文中提到的识别网络结构为VGG-Network，我们使用了一个特征空间provided by the 16 convolutional and 5 pooling layers of the 19 layer VGG network. 我们不使用任何全连接层。对于图片合成，我们发现使用平均池化比最大池化好(slightly more appealing)，这就是为什么我们使用平均池化。每一次的网络都设计了非线性的filter，随着网络的深入复杂度在上升。这样，一个输入的图片$\vec{x}$ is encoded in each layer of the CNN by the filter responses to that image. 一层网络with $N_l$ 不同的filters 有$N_l$ feature maps each of size $M_l$ , 其中$M_l$ 是feature map的高度乘以宽度。所以第$l$ 层的responses 可以被存储为一个矩阵$F^l\in R^{N_l\times M_l}$ where $F_{ij}^l$ is the activation of the $i^{th}$ filter at position j in layer $l$. 为了看到不同层编码的图片信息，我们在一张白噪音的图片上使用梯度下降法(content reconstructions)，找到一张图片使其feature responses和原始的图片相匹配。 So let $\vec{p}$ and $\vec{x}$ be the original image and the image that is generated and $P^l$ and $F^l$ their respective feature representation in layer $l$. 我们定于如下的平方误差：

$L_{content}(\vec{p},\vec{x},l)=\frac{1}{2}\sum_{i,j}(F_{ij}^l-P_{ij}^l)^2$

这个loss关于activations in layer $l$ 的导数为：

$\frac{\partial L_{content}}{\partial F_{ij}^l}=(F^l-P^l)_{ij}\quad if\; F_{ij}>0\quad else\quad 0$

因为采用Relu输出，所以不存在小于0的部分。从这导数开始，关于$\vec{x}$ 的导数可通过标准的BP算法计算，所以我们不断调整$\vec{x}$ 直到它产生了一样的response in a certain layer of CNN as the original image $\vec{p}$ .

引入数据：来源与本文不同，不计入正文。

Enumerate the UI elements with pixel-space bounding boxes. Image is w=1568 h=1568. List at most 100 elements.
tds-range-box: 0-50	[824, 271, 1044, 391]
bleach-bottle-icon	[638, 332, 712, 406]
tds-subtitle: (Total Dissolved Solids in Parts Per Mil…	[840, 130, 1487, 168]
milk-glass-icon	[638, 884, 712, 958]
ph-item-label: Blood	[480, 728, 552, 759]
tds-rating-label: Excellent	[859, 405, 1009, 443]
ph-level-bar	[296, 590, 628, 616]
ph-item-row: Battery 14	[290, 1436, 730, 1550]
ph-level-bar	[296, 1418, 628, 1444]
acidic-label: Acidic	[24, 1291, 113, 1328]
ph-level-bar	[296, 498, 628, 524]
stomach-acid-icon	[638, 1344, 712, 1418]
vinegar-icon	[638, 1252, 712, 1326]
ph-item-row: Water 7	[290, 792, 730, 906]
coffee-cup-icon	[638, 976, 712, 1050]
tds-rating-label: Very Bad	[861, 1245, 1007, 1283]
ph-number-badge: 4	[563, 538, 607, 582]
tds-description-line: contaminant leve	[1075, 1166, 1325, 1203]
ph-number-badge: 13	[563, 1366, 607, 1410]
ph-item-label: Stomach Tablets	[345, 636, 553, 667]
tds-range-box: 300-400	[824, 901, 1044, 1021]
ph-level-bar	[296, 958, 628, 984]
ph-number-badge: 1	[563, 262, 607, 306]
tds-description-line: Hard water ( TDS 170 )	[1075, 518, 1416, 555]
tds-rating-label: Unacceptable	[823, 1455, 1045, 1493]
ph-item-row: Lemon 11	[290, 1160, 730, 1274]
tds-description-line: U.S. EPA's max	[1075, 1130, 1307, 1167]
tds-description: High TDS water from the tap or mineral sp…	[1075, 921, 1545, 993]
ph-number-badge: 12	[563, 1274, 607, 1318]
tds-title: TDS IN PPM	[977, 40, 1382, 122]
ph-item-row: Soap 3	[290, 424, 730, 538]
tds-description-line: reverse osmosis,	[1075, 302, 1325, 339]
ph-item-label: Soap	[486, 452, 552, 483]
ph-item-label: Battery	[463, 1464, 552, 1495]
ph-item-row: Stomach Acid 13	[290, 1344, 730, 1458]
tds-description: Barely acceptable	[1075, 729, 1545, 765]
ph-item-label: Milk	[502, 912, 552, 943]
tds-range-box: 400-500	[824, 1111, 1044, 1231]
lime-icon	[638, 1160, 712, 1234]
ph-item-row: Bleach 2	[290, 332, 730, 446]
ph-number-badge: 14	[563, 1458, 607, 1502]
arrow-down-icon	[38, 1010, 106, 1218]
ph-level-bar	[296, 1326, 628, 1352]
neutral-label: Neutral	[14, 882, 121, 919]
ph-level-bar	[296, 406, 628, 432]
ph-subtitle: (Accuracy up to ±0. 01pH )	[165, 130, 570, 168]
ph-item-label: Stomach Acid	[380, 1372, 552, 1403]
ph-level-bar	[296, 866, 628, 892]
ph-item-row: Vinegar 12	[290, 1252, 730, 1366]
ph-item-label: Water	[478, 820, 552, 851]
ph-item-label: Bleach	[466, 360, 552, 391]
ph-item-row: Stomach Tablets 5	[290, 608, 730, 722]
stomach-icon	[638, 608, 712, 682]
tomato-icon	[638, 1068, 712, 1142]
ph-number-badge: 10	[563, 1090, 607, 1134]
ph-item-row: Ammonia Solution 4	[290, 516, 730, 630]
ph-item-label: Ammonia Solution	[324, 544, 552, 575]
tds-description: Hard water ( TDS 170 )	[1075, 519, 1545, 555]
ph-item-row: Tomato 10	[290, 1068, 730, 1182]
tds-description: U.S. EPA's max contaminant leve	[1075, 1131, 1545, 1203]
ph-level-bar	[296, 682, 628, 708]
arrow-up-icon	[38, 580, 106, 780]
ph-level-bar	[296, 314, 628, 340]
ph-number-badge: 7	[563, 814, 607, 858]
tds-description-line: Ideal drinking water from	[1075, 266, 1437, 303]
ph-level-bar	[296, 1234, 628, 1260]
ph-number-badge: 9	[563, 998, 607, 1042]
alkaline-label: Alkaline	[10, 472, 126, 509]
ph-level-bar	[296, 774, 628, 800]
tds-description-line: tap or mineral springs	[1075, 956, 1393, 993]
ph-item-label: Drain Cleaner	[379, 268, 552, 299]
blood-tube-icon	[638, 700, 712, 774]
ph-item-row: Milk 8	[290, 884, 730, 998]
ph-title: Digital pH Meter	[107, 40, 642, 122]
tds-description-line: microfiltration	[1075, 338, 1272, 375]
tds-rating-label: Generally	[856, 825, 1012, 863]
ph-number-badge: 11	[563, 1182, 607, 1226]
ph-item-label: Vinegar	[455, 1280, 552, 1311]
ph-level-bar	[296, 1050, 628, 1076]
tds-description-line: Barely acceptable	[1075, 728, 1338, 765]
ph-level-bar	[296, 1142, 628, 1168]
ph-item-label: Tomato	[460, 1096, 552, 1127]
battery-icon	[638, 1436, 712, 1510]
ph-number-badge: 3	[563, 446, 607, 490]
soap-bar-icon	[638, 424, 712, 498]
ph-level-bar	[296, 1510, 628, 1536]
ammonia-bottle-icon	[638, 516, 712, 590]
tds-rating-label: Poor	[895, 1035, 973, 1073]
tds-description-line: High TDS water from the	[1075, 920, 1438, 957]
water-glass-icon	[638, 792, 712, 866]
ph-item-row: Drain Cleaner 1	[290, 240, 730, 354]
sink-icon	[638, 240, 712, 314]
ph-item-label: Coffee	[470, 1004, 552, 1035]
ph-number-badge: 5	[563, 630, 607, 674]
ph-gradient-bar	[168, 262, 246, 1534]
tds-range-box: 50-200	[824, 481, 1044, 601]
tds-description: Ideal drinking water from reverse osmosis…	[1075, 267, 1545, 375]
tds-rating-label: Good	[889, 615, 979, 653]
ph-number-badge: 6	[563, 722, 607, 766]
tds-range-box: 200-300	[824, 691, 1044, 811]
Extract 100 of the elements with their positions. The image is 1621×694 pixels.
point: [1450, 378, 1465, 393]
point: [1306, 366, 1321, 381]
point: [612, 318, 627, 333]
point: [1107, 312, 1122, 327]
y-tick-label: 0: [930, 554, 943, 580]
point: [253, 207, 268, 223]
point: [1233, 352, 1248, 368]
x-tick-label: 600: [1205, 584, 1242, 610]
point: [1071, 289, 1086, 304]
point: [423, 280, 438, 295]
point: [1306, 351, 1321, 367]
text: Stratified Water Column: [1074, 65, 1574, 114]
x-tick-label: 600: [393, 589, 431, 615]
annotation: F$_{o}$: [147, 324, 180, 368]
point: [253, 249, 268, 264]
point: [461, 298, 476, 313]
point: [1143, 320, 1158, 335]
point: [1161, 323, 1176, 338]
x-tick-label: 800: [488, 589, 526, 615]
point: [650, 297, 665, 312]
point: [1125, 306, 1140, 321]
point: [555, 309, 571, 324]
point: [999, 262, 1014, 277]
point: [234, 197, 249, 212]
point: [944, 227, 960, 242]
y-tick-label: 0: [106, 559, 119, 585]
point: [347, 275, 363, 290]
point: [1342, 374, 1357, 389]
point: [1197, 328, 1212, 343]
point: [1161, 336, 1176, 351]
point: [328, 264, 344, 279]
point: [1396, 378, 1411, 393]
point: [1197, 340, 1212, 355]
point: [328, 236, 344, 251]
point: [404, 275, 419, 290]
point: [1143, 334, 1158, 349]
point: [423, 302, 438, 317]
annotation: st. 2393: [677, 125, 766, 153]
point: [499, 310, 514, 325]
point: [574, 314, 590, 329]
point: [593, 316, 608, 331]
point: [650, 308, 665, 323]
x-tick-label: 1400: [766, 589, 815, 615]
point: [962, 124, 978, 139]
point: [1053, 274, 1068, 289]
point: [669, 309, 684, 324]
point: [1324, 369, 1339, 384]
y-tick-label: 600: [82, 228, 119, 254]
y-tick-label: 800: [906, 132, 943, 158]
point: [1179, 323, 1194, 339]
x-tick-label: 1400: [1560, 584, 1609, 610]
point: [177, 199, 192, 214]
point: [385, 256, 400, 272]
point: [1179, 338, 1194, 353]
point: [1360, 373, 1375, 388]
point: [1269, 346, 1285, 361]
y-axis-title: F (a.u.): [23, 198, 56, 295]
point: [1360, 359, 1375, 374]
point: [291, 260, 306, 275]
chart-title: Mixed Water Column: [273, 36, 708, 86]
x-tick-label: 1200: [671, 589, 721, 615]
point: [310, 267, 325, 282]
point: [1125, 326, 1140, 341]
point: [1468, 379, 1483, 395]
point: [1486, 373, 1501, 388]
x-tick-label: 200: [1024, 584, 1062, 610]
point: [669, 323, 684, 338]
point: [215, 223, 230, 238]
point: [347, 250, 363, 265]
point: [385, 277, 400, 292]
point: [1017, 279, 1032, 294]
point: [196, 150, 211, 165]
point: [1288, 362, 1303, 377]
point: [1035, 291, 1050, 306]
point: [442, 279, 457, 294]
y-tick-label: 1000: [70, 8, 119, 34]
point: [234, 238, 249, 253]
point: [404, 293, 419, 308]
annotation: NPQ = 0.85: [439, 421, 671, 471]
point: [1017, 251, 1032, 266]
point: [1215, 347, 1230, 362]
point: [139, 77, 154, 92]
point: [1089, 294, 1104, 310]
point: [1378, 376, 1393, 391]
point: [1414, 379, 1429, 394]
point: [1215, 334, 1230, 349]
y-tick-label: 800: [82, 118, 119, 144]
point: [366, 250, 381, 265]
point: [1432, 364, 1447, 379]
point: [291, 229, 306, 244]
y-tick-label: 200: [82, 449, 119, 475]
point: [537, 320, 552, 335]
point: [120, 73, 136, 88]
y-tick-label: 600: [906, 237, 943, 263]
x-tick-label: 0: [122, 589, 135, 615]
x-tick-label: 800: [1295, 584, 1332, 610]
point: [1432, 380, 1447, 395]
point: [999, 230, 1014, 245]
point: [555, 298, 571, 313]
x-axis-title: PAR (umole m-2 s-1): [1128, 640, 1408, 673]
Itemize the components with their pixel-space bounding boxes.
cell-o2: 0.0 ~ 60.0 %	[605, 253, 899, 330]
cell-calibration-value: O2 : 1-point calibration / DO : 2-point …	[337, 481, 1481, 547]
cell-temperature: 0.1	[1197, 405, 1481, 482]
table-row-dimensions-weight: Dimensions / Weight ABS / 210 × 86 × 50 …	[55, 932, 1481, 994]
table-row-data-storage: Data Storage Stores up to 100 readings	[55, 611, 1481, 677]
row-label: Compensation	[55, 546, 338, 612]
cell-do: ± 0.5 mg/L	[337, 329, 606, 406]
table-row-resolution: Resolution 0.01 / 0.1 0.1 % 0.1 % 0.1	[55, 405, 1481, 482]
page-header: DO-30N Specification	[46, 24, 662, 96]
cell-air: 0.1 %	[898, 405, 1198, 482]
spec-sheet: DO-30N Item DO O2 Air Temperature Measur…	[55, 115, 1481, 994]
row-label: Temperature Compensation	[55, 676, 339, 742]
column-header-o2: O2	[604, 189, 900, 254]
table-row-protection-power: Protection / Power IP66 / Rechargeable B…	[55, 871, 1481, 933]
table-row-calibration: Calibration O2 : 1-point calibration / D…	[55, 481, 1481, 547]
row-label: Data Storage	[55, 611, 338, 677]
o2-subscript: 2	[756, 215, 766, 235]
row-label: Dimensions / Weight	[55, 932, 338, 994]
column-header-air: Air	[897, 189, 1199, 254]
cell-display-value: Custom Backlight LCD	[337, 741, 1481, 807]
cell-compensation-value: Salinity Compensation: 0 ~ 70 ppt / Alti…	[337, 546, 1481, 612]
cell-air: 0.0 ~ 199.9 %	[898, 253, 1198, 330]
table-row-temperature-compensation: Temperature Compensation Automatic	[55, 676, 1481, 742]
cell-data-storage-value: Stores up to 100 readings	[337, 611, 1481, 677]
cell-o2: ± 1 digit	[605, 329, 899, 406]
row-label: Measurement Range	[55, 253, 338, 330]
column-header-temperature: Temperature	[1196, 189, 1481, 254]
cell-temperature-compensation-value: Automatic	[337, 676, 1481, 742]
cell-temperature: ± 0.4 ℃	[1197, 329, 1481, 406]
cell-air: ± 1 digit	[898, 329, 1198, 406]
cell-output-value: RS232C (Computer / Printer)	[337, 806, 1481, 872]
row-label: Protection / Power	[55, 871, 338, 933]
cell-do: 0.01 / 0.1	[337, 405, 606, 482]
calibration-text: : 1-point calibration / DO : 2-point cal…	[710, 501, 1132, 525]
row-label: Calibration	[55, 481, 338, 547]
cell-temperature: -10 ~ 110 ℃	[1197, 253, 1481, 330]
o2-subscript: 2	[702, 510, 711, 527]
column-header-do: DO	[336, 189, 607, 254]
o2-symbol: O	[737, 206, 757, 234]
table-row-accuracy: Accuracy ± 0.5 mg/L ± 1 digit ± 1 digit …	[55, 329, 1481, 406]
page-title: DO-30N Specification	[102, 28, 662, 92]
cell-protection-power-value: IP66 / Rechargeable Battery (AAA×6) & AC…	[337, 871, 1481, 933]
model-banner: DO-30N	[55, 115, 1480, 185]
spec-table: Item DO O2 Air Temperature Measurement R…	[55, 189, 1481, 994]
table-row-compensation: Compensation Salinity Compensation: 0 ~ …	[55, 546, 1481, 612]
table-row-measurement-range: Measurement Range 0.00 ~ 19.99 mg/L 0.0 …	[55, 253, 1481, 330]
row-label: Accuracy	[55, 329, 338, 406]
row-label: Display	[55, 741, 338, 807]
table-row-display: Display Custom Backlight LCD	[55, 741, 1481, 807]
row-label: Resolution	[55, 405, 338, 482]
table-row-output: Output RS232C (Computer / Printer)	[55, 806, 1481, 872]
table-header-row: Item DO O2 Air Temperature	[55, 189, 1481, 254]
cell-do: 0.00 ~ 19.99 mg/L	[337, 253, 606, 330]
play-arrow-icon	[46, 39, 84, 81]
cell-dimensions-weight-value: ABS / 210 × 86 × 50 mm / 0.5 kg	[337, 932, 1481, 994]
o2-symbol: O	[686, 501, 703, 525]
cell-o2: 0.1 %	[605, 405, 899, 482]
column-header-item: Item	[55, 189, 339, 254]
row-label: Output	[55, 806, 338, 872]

在每一层CNN response的上面我们还生成了一个style representation that computes correlations between the different filter responses, where the expectation is taken over the spatial extend of the input image. 这些特征的相关性是通过Gram矩阵表现的 $G^l\in R^{N_l\times N_l}$ ,where $G_{ij}^l$ is the inner product between the vectorised feature map i and j in layer $l$ :

$G_{ij}^l=\sum_k F_{ik}^l F_{jk}^l$

为了生成一个匹配给定图片风格的纹理(style reconstructions)，我们在一张白噪音的图片上使用梯度下降法，来找到一张图片matches the style representation of the original image. This is done by minimizing the mean-squared distance between the entries of the Gram matrix from the original image and the Gram matrix of the image to be generated. So let $\vec{a}$ and $\vec{x}$ be the original image and the image that is generated and $A^l$ and $G^l$ their respective style representations in layer $l$ . 损失函数定义为：

$E_l=\frac{1}{4N_l^2 M_l^2}\sum_{i,j} (G_{ij}^l-A_{ij}^l)^2$

总共的损失函数为：

$L_{style}(\vec{a},\vec{x})=\sum_{l=0}^L w_l E_l$

其中$w_l$ 表示了每一层对于total loss的权重。$E_l$ 关于activations in layer l 的导数为：

$\frac{\partial E_l}{\partial F_{ij}^l}=\frac{1}{N_l^2 M_l^2}((F^l)^T(G^l-A^l))_{ji}\quad if\; F_{ij}^l>0 \quad else \quad 0$

$E_l$ 关于更低层的输出的导数可以快速通过BP算法实现，上面第一幅图的style reconstructions base on layer (a)’conv1_1’,(b)’conv1_1’ and ‘conv2_1’ ,(c)’conv1_1’,’conv2_1’ and ‘conv3_1’,(d)’conv1_1’,’conv2_1’,’conv3_1’ and ‘conv4_1’ ,(e)’conv1_1’,’conv2_1’,’conv3_1’,’conv4_1’ and ‘conv5_1’.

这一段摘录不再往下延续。